WHEN an organisation cuts jobs, it is a difficult task to manage — both for the employees who are being let go and the bosses who have to break the news to them.

The hard truth is that many people will have to experience this at least once in their working lives as companies restructure their business and human capital deployment in reaction to the constantly changing social and business landscapes.

People react to job loss in very different ways. In extreme cases, some spiral downwards into deep depression.

On the other end of the spectrum, others are quite happy to exchange their job for a windfall in the form of a generous severance package.

Most of those who experience retrenchment, however, typically go through an emotional upheaval that can begin with denial and end with acceptance. The duration of this cycle can vary widely.

Over the past 18 years and more, I have supported the career transition, or outplacement, of hundreds of individuals.

A recent client, whom I shall refer to as Mr Chan, lost his job as a regional manager in a pharmaceuticals company due to a restructuring exercise.

In helping Mr Chan manage his job loss and discussing the process of moving on in this article, hopefully those who have similarly lost their jobs will be able to learn some lessons from his experience.

 

It can happen to anyone

Even before he was retrenched, Mr Chan, 56, was familiar with the upheavals that happen when changes take place in the business environment.

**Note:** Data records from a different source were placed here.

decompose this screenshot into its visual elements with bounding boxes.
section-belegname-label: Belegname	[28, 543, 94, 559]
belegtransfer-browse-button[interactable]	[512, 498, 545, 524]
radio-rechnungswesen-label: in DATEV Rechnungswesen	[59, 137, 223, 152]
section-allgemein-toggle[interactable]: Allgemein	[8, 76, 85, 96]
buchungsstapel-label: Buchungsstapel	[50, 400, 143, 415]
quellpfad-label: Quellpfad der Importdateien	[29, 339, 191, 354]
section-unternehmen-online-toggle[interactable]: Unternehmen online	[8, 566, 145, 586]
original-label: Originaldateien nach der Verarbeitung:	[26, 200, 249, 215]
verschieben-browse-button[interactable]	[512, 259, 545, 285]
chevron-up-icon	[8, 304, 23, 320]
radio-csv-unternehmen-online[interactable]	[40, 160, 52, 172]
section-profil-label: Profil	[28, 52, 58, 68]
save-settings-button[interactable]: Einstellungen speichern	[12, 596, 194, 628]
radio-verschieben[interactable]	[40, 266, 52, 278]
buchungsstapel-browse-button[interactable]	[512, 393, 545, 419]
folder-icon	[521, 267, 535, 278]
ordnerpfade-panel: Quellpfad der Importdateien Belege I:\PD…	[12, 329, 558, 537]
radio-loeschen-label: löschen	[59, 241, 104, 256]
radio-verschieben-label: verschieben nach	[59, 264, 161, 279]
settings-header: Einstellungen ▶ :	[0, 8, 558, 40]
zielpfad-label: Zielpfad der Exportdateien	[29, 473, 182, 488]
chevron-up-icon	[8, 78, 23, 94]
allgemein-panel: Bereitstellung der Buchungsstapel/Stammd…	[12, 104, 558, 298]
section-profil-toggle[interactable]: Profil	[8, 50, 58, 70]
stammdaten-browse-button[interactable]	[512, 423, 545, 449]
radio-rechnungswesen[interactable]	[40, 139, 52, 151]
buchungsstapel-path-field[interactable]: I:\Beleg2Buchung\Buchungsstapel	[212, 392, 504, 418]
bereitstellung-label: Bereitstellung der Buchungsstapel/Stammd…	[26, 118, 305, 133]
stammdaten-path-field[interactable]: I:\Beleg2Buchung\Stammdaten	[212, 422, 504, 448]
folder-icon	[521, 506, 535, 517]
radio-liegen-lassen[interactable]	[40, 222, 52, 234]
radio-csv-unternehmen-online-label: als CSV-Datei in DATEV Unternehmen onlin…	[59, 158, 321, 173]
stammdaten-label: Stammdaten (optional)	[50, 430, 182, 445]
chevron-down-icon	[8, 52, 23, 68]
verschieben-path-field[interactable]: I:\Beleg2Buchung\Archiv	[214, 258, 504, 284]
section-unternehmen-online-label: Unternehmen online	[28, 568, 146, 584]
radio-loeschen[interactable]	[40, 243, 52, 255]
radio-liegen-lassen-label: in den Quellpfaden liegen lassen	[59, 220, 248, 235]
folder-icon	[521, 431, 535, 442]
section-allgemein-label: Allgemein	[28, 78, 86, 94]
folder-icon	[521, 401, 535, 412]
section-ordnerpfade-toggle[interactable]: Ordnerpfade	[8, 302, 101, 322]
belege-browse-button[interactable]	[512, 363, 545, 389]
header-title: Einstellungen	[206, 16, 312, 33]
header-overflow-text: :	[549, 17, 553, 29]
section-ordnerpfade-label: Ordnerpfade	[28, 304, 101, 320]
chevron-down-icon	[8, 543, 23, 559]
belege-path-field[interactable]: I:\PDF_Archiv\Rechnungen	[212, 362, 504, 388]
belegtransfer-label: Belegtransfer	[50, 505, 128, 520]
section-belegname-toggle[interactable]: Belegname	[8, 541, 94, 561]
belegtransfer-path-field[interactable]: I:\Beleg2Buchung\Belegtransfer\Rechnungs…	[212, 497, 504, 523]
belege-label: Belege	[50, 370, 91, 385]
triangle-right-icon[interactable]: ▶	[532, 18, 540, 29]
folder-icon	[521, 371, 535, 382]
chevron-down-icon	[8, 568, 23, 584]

In an earlier restructuring exercise, he was promoted to regional head of supply chain at his company after it was bought over by a competitor.

Then, three years ago, the company was acquired by a European pharmaceuticals company and, this time, Mr Chan was not so lucky.

After the ensuing restructuring exercise in April this year, he was asked to leave the company.

 

Expect to feel angry, worried and betrayed

In describing his feelings when he was told the news about his retrenchment, Mr Chan’s reaction was typical.

He said: “The first thought that came to my mind was ‘Why me?’

“I felt unfairly treated. I panicked and was worried about what I was going to do at my age. At 56, it would be very difficult to get a job.”

Like many employees, Mr Chan had not updated his resumé regularly — in fact, he had not done so for the past 17 years.

 

Do three key things in the first 48 hours

Mr Chan had a discussion with his family and established a job search and a financial plan. His family was very supportive and understood that job loss was a common occurrence in today’s business world.

He contacted his ex-boss and former colleagues, and called up friends and asked for help to look out for job opportunities.

It is a fact that many people find jobs through their network.

 

Plan the process of moving ahead

Once the feelings of denial and shock begin to fade, the next phase for people who have lost their jobs is acceptance. They are ready to start the process of moving on.

In Mr Chan’s case, it took him one week to regain his composure. He made the decision to think positively — that this period of “freedom” was a great opportunity to do the things he never had time for when he was employed.

He was intent on reducing his stress level and being happy.